Since none have done so far, I will offer up my thoughts. Hopefully, someone with more knowledge can correct or supplement what I say.
I don't think Latin can use this type of word formation and would use a different means. I would expect an entire phrase or at least an adjective with an appropriate ending.
I speak and read decent French, but could not make heads or tails of either droit-liberté or vérité-correspondance upon first reading them in your post. They strike me as word creations coming out of a specific French philosophical and literary tradition about how to name and discuss such things.

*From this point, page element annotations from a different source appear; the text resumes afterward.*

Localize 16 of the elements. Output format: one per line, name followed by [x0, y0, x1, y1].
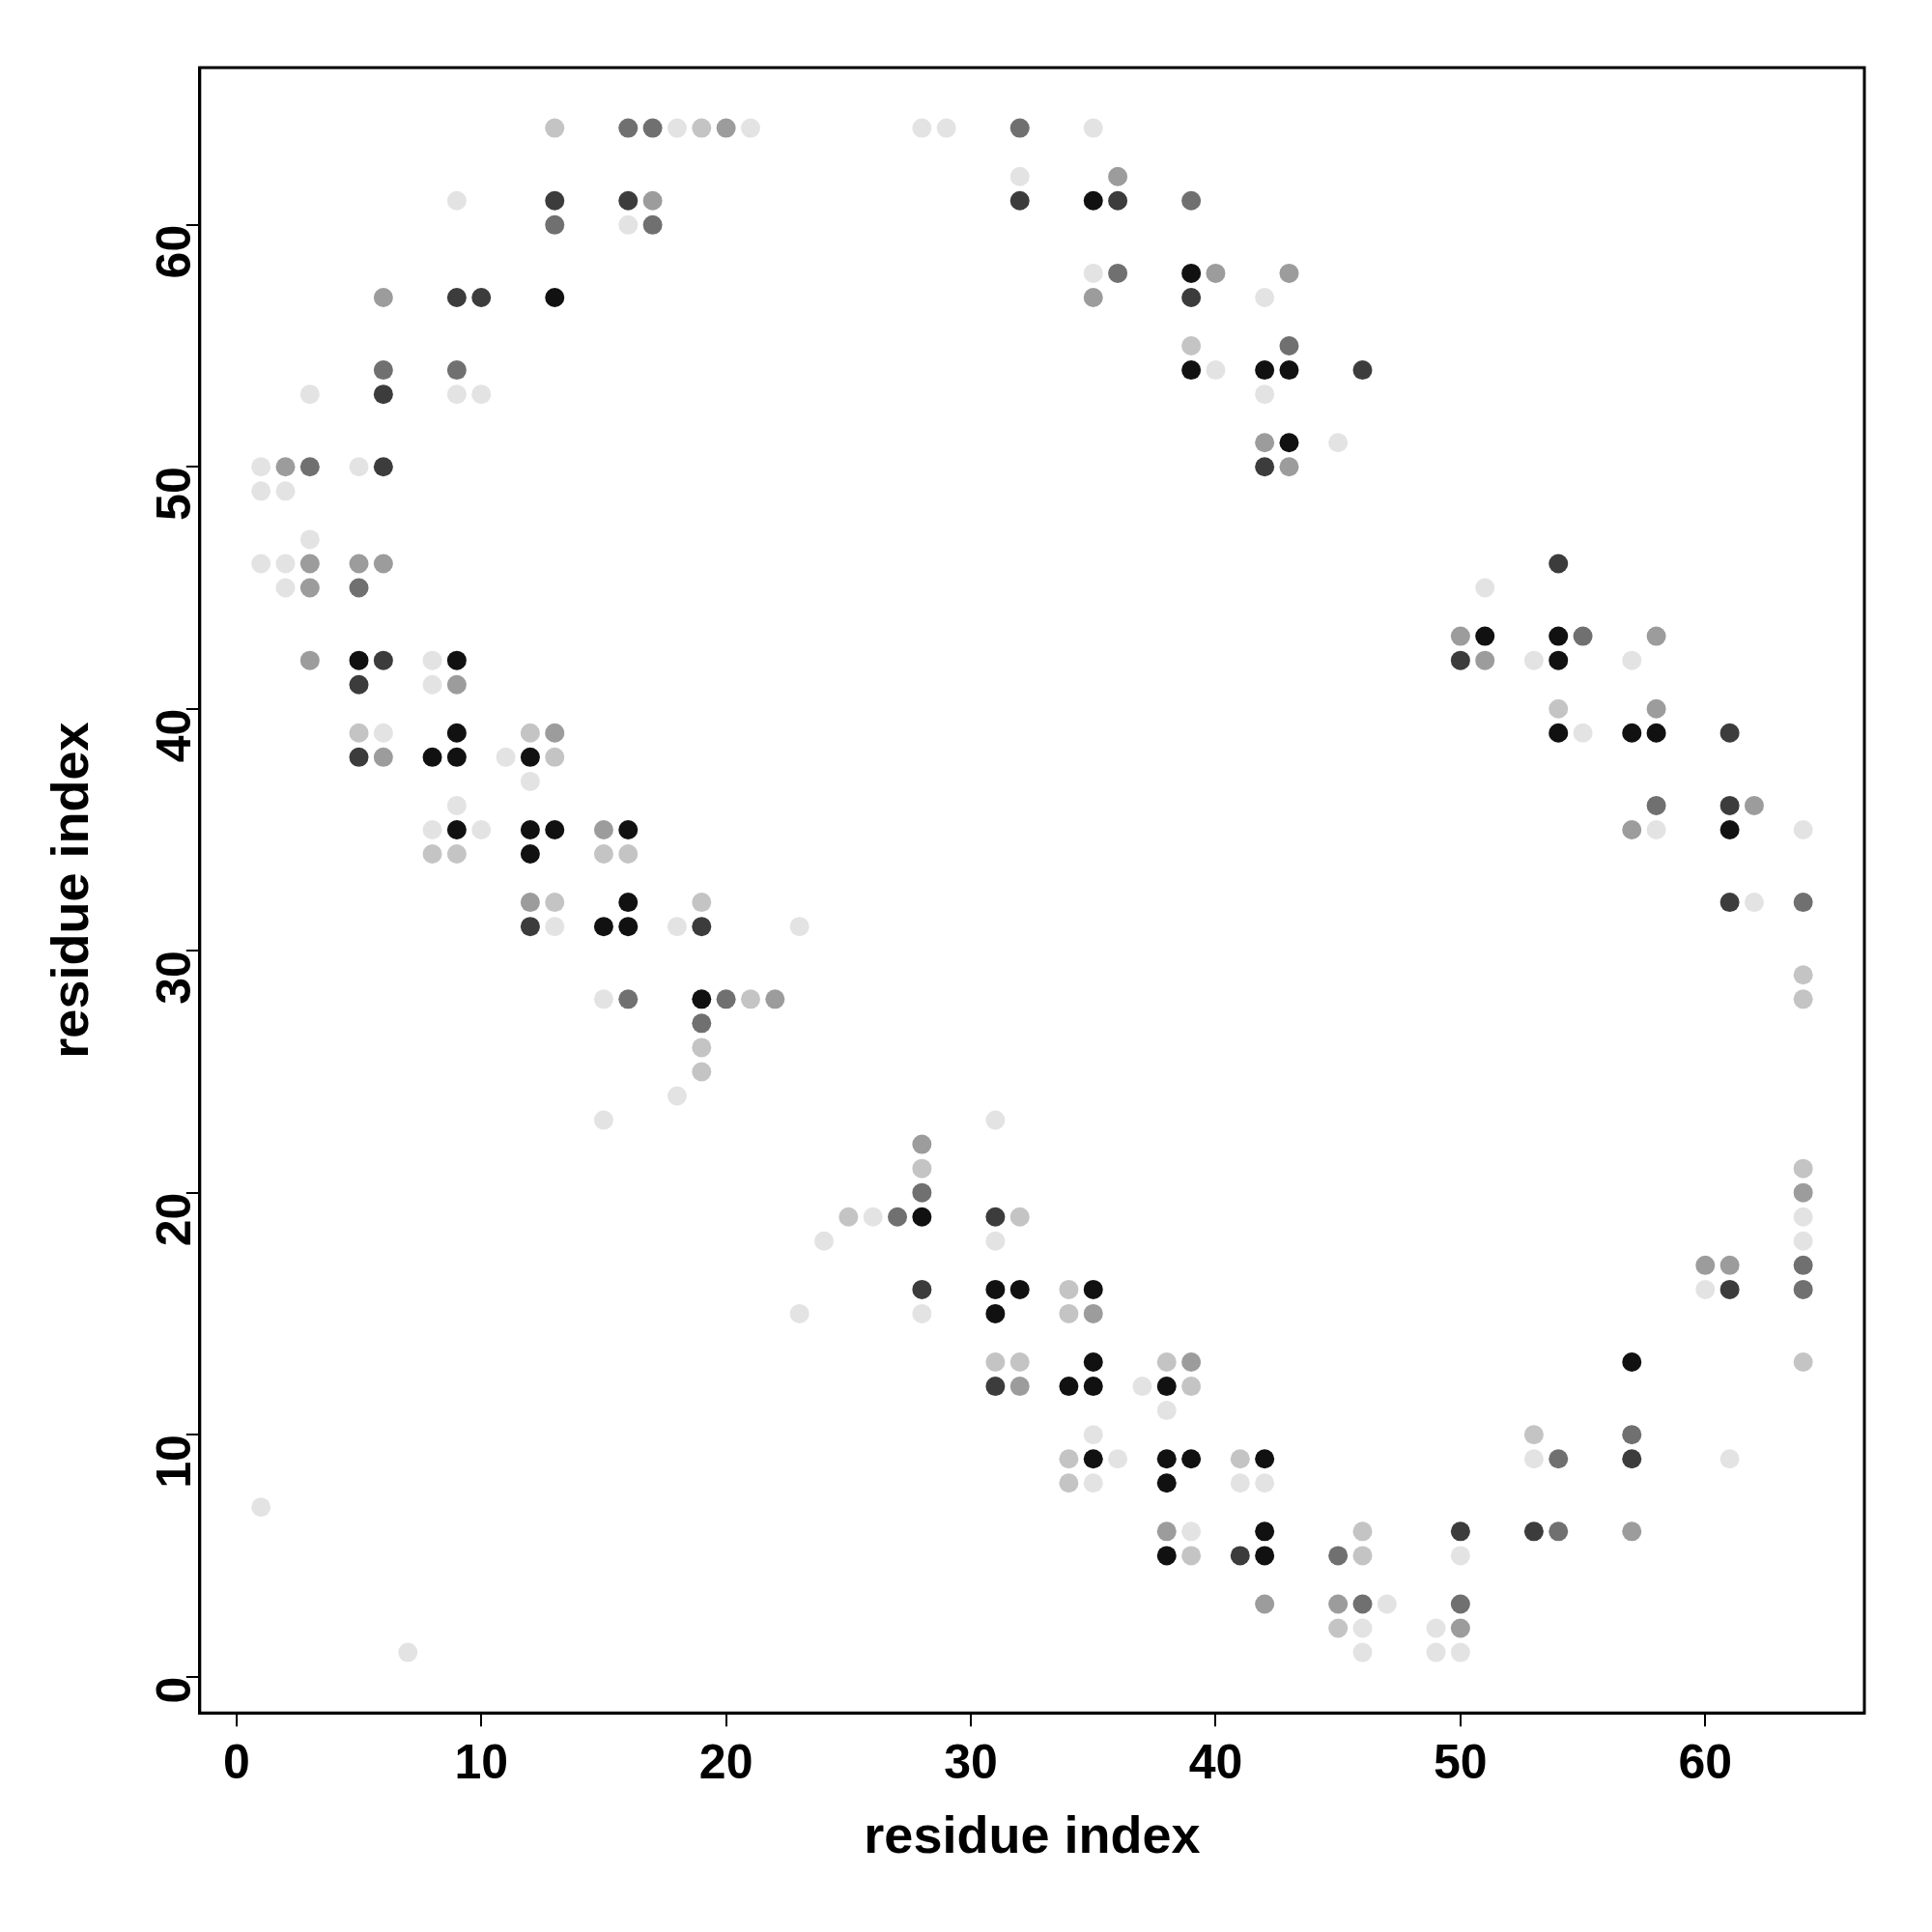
x-axis-title: residue index [864, 1805, 1201, 1864]
y-tick-label: 40 [146, 708, 201, 763]
y-tick-label: 20 [146, 1192, 201, 1247]
x-tick-label: 20 [698, 1734, 753, 1789]
x-tick-label: 40 [1188, 1734, 1243, 1789]
y-axis-title: residue index [41, 722, 99, 1059]
y-tick-label: 10 [146, 1435, 201, 1489]
y-tick-label: 50 [146, 467, 201, 521]
y-tick-label: 0 [146, 1676, 201, 1704]
x-tick-label: 10 [454, 1734, 509, 1789]
y-tick-label: 30 [146, 951, 201, 1005]
y-tick-label: 60 [146, 224, 201, 279]
x-tick-label: 30 [944, 1734, 998, 1789]
x-tick-label: 50 [1434, 1734, 1488, 1789]
x-tick-label: 60 [1678, 1734, 1733, 1789]
x-tick-label: 0 [222, 1734, 250, 1789]
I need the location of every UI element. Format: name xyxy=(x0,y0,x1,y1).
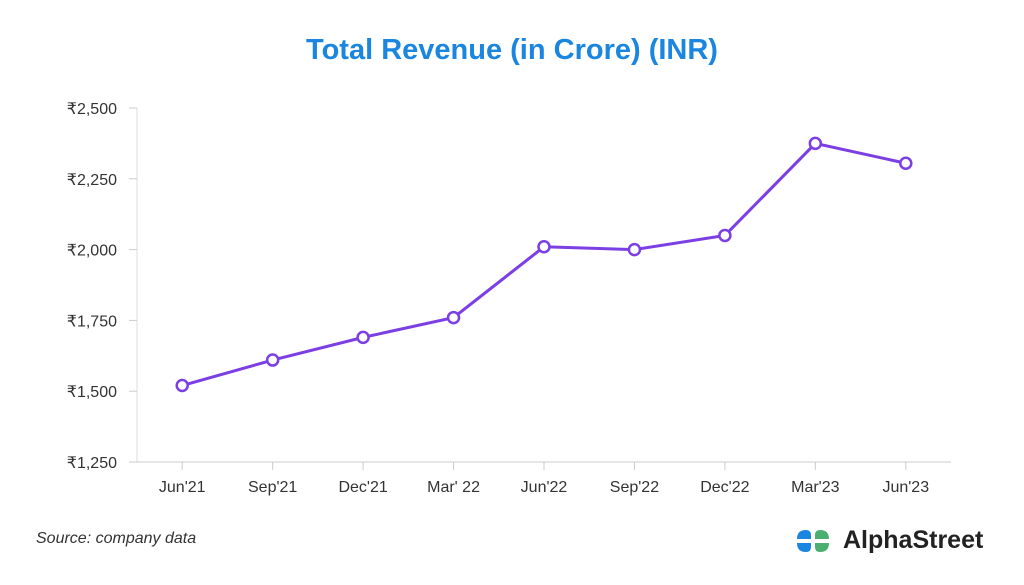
x-tick-label: Dec'21 xyxy=(338,479,387,496)
data-point xyxy=(356,330,370,345)
y-tick-label: ₹2,500 xyxy=(67,101,117,118)
y-tick-label: ₹1,250 xyxy=(67,455,117,472)
alphastreet-logo-icon xyxy=(797,529,829,552)
data-point xyxy=(537,240,551,254)
alphastreet-logo: AlphaStreet xyxy=(795,526,983,555)
data-point xyxy=(265,353,280,367)
x-tick-label: Mar'23 xyxy=(791,479,840,496)
x-tick-label: Jun'22 xyxy=(521,479,568,496)
x-tick-label: Dec'22 xyxy=(700,479,749,496)
data-point xyxy=(899,156,913,170)
data-point xyxy=(175,378,189,393)
x-tick-label: Sep'22 xyxy=(610,479,659,496)
y-tick-label: ₹2,250 xyxy=(67,172,117,189)
series-line xyxy=(181,141,907,387)
data-point xyxy=(446,310,461,325)
data-point xyxy=(808,136,823,151)
x-tick-label: Mar' 22 xyxy=(427,479,480,496)
x-tick-label: Sep'21 xyxy=(248,479,297,496)
x-tick-label: Jun'21 xyxy=(159,479,206,496)
logo-text: AlphaStreet xyxy=(843,526,984,554)
y-tick-label: ₹1,750 xyxy=(67,313,117,330)
chart-title: Total Revenue (in Crore) (INR) xyxy=(306,34,718,66)
y-tick-label: ₹1,500 xyxy=(67,384,117,401)
data-point xyxy=(627,242,642,257)
source-note: Source: company data xyxy=(36,530,197,547)
data-point xyxy=(718,228,732,243)
y-tick-label: ₹2,000 xyxy=(67,243,117,260)
x-tick-label: Jun'23 xyxy=(882,479,929,496)
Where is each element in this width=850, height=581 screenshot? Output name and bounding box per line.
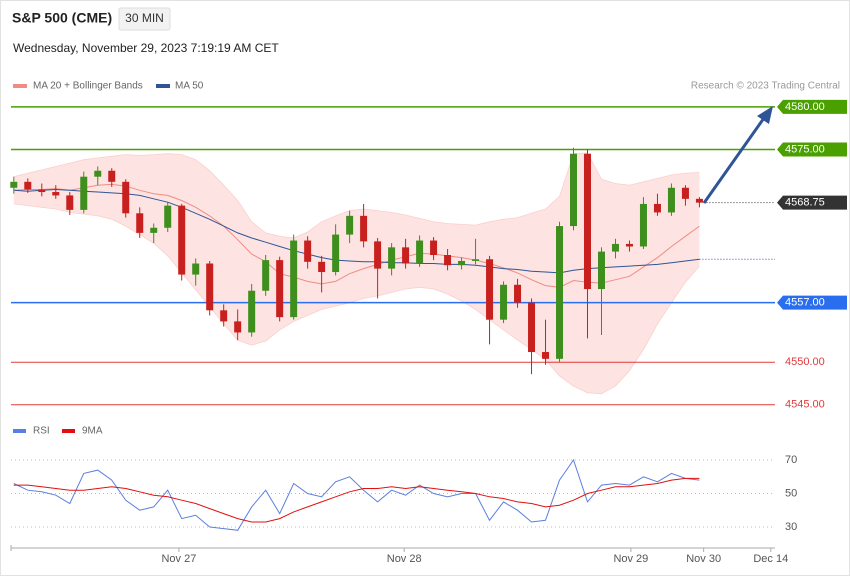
- arrow-head: [757, 106, 773, 124]
- x-tick-label: Nov 28: [387, 553, 422, 565]
- candle-body: [192, 263, 200, 275]
- candle-body: [570, 153, 578, 227]
- x-tick-label: Nov 30: [686, 553, 721, 565]
- candle-body: [234, 321, 242, 333]
- candle-body: [178, 205, 186, 275]
- candle-body: [318, 261, 326, 273]
- candle-body: [66, 195, 74, 210]
- y-tick-label: 70: [785, 454, 797, 466]
- level-label: 4545.00: [785, 399, 825, 411]
- candle-body: [388, 247, 396, 269]
- trend-arrow: [702, 117, 766, 204]
- candle-body: [10, 181, 18, 188]
- candle-body: [472, 259, 480, 261]
- candle-body: [639, 203, 647, 247]
- candle-body: [695, 198, 703, 203]
- instrument-title: S&P 500 (CME): [12, 10, 112, 26]
- candle-body: [332, 234, 340, 273]
- candle-body: [556, 226, 564, 359]
- candle-body: [681, 187, 689, 199]
- candle-body: [416, 240, 424, 264]
- last-price-label: 4568.75: [785, 197, 825, 209]
- candle-body: [486, 259, 494, 320]
- candle-body: [542, 352, 550, 359]
- x-tick-label: Dec 14: [753, 553, 788, 565]
- y-tick-label: 30: [785, 521, 797, 533]
- candle-body: [276, 260, 284, 318]
- candle-body: [444, 255, 452, 266]
- x-tick-label: Nov 29: [613, 553, 648, 565]
- legend-swatch: [156, 84, 170, 88]
- candle-body: [667, 187, 675, 213]
- interval-badge[interactable]: [118, 7, 171, 31]
- candle-body: [290, 240, 298, 318]
- candle-body: [346, 215, 354, 235]
- level-tag: [777, 142, 847, 157]
- level-label: 4550.00: [785, 356, 825, 368]
- legend-swatch: [62, 429, 75, 433]
- bollinger-lower: [13, 203, 700, 395]
- copyright: Research © 2023 Trading Central: [691, 81, 840, 92]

After reading your link on droit-liberté and looking up Théorie de la vérité-correspondance on Wikipedia, I briefly examined the words used in Wikipedia articles written in other languages to describe the theory of vérité-correspondance. Of the 15 languages listed, none seemed to use the French method of word formation even among the romance languages that theoretically might be able to reproduce the structure. The vast majority seemed also to require a reference to "theory" in how they named the concept, such as the English article entitled: "Correspondence theory of truth." An interesting exception was the Italian article entitled Corrispondentismo.
I did see several references to Aristotle's Adaequatio rei et intellectus, which has a title that corresponds to the word structure I would expect in a title from an author writing in Latin. I am not sure how Aristotle's work or title relates specifically to vérité-correspondance, but they sound like they are discussing similar topics.